Nicht einmal zwei Wochen später trafen sie sich auf der Farm, um sich auszuprobieren. Sein Vater hatte etwas Platz in seiner Werkstatt freigeräumt, damit sie die Verstärker und Instrumente aufbauen konnten. Es wohnte im Umkreis von zwei Meilen niemand, sie durften so laut sein, wie sie nur wollten. Sie drehten damals ziemlich schnell leiser, so klang es eher nach Musik, was sie da fabrizierten. Von da ab trafen sie sich dreimal die Woche, um ihren Stil zu entwickeln. Danach ging es verdammt schnell. Drei Monate später hatten sie ihren ersten Auftritt in Worcester, in dem Club, in dem sie sich kennengelernt hatten. Das Publikum tobte, vor allem bei den zwei Song, die er komponiert hatte, zu Texten von Pete. Der Klubeigner bot ihnen an, sie zu managen, wenn sie weiterhin alle zwei Wochen bei ihm auftraten. Das war Deal.
In ihrem Proberaum nahmen sie schnell ein Demo mit diesen zwei Songs auf. Nach wenigen Tagen meldete sich ihr Manager und teilte ihnen mit, er hätte schon je einen Auftritt in Boston und Amherst. Ganz nebenbei schlug er einen neuen Bandnamen vor: Guns in Ruh. Den fanden sie alle toll. Auch die Veranstalter in New England. Sie hatten kaum noch Zeit für die Schule, waren entweder am Proben oder unterwegs zum nächsten Konzert. Schnell konnten sie sich einen kleinen Bus leisten, um von Club zu Club zu fahren. Das machte sie unabhängiger von ihren Eltern. Die Werkstatt seines Vaters bauten sie zu einem kleinen Studio um und nahmen dort ihre erste CD auf, die sie noch in Eigenregie unter die Leute brachten.

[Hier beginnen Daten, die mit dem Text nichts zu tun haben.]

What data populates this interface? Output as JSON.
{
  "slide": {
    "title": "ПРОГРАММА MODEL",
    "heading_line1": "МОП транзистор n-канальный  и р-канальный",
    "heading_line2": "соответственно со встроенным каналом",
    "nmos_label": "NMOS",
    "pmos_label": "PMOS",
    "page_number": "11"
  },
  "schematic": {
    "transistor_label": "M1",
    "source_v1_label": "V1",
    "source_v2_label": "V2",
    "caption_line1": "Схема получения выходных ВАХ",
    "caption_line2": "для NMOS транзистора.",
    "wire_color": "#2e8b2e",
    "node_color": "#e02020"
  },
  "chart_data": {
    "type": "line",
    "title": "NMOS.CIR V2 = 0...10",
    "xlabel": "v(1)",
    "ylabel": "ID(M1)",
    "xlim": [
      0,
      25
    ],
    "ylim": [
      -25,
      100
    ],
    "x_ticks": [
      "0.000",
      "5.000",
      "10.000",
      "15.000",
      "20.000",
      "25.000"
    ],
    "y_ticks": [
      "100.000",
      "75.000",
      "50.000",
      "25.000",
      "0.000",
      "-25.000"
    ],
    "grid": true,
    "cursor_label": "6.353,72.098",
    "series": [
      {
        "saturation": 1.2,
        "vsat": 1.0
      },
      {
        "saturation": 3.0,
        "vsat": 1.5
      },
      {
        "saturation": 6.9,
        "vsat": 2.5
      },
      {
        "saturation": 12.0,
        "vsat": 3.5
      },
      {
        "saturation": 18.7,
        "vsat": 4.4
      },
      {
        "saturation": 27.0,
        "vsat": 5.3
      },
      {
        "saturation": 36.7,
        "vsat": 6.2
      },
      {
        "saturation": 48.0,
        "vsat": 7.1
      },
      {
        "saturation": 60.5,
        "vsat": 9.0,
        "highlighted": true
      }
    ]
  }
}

Sie konnten die nicht so schnell nachpressen lassen, wie sie sie bei den Konzerten loswurden. Und seine Mutter hoffte immer noch, dass dies lediglich ein Strohfeuer blieb.
Er war in Harvard zu einem Jura-Studium angenommen worden, und sie glaubte an eine grosse Zukunft als Anwalt. Doch nur eins war möglich: Studium oder die Band. Nach einem harten inneren Kampf entschied er sich für das Studium. Am selben Tag, an dem er seinen Ausstieg den Anderen mitteilen wollte, bekamen sie ein offizielles Angebot von einem der Majors. Er rang nur kurz mit sich, und blieb bei seiner Entscheidung. Seine Eltern erlaubten seinen nun ehemaligen Band-Kollegen weiter auf ihrer Farm zu üben – bis sie einen anderen Proberaum fanden.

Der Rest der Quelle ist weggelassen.